At least in North America, those hulking CRT monitors that were a staple of the computing industry since its infancy will probably disappear by the end of the decade, Mr. Young predicted.

Tube TVs, which have their roots in the 1920s, will likely be all but gone by 2015.

“CRTs are big and bulky. Flat panels are sleek and sexy,” Mr. Young said at an industry conference that his company sponsored here last week. He said there may be a market for cheap, small CRT televisions and monitors in developing countries in the next decade, but not much of one.

Along with wide consumer appeal, what’s driving the surge in slim screens is declining prices as more flat-panel factories gear up overseas. Many manufacturers, meanwhile, have slashed profit margins in reaction to cutthroat competition.
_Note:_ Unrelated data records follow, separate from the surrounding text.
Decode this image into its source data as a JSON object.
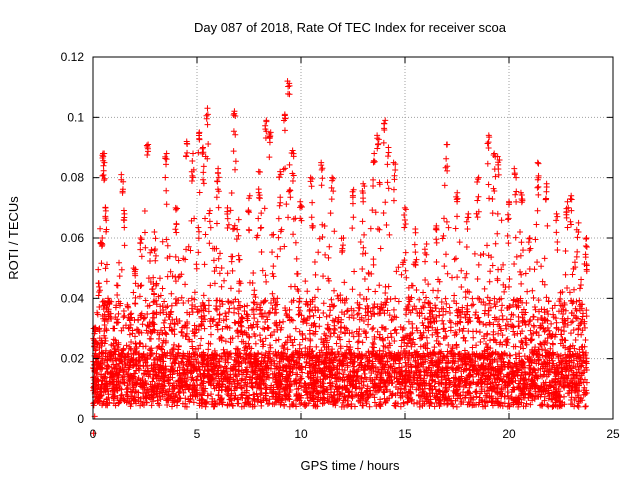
{
  "chart_data": {
    "type": "scatter",
    "title": "Day 087 of 2018, Rate Of TEC Index for receiver scoa",
    "xlabel": "GPS time / hours",
    "ylabel": "ROTI / TECUs",
    "xlim": [
      0,
      25
    ],
    "ylim": [
      0,
      0.12
    ],
    "x_ticks": [
      "0",
      "5",
      "10",
      "15",
      "20",
      "25"
    ],
    "y_ticks": [
      "0",
      "0.02",
      "0.04",
      "0.06",
      "0.08",
      "0.1",
      "0.12"
    ],
    "grid": true,
    "marker": "+",
    "color": "#ff0000",
    "series": [
      {
        "x_range": [
          0,
          23.75
        ],
        "points": [
          [
            0.05,
            0.01
          ],
          [
            0.1,
            0.03
          ],
          [
            0.2,
            0.02
          ],
          [
            0.3,
            0.045
          ],
          [
            0.4,
            0.06
          ],
          [
            0.5,
            0.088
          ],
          [
            0.55,
            0.085
          ],
          [
            0.6,
            0.07
          ],
          [
            0.75,
            0.04
          ],
          [
            1.0,
            0.025
          ],
          [
            1.4,
            0.081
          ],
          [
            1.5,
            0.068
          ],
          [
            2.0,
            0.05
          ],
          [
            2.3,
            0.06
          ],
          [
            2.6,
            0.091
          ],
          [
            3.0,
            0.062
          ],
          [
            3.5,
            0.088
          ],
          [
            4.0,
            0.07
          ],
          [
            4.5,
            0.092
          ],
          [
            4.8,
            0.088
          ],
          [
            5.1,
            0.095
          ],
          [
            5.3,
            0.09
          ],
          [
            5.5,
            0.103
          ],
          [
            6.0,
            0.083
          ],
          [
            6.5,
            0.07
          ],
          [
            6.8,
            0.102
          ],
          [
            7.5,
            0.074
          ],
          [
            8.0,
            0.082
          ],
          [
            8.3,
            0.099
          ],
          [
            8.5,
            0.095
          ],
          [
            9.0,
            0.082
          ],
          [
            9.2,
            0.101
          ],
          [
            9.4,
            0.112
          ],
          [
            9.6,
            0.089
          ],
          [
            10.0,
            0.072
          ],
          [
            10.5,
            0.08
          ],
          [
            11.0,
            0.085
          ],
          [
            11.5,
            0.08
          ],
          [
            12.0,
            0.06
          ],
          [
            12.5,
            0.076
          ],
          [
            13.0,
            0.078
          ],
          [
            13.5,
            0.088
          ],
          [
            13.7,
            0.094
          ],
          [
            14.0,
            0.099
          ],
          [
            14.2,
            0.09
          ],
          [
            14.5,
            0.085
          ],
          [
            15.0,
            0.07
          ],
          [
            15.5,
            0.063
          ],
          [
            16.0,
            0.058
          ],
          [
            16.5,
            0.064
          ],
          [
            17.0,
            0.091
          ],
          [
            17.5,
            0.075
          ],
          [
            18.0,
            0.068
          ],
          [
            18.5,
            0.08
          ],
          [
            19.0,
            0.094
          ],
          [
            19.3,
            0.088
          ],
          [
            19.5,
            0.087
          ],
          [
            20.0,
            0.072
          ],
          [
            20.3,
            0.083
          ],
          [
            20.6,
            0.075
          ],
          [
            21.0,
            0.06
          ],
          [
            21.4,
            0.085
          ],
          [
            21.8,
            0.078
          ],
          [
            22.3,
            0.068
          ],
          [
            22.8,
            0.072
          ],
          [
            23.0,
            0.074
          ],
          [
            23.3,
            0.065
          ],
          [
            23.7,
            0.06
          ]
        ],
        "typical_range": [
          0.005,
          0.05
        ]
      }
    ]
  }
}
In 2005, the average price for a 42-inch LCD (liquid crystal display) television was about $3,100, about a third what it was a year earlier, according to DisplaySearch.

By the end of this year, prices on some 42-inch TVs, a popular size for a family’s main set, are expected to fall more than 20 percent or so to about $2,400. By the end of the decade, some 42-inchers are expected to sell for less than $1,000.

Also fostering the flattening of the TV business are Federal Communications Commission rules requiring all new TVs sold by next March to contain a digital tuner. Adding such capabilities to traditional CRT televisions can make them nearly as expensive as flat panels.

Meanwhile, some basic desktop computers now sell for less than $400, complete with a 15-inch flat-panel monitor. Just a few years ago, the monitor itself could cost that much.

Those beefy CRTs, which can still cost $50 to $100 less than flat-panel versions, are not going away without a struggle.

At Dell Inc., the biggest seller of computer monitors in the world, about 10 percent of all monitors sold are still CRTs.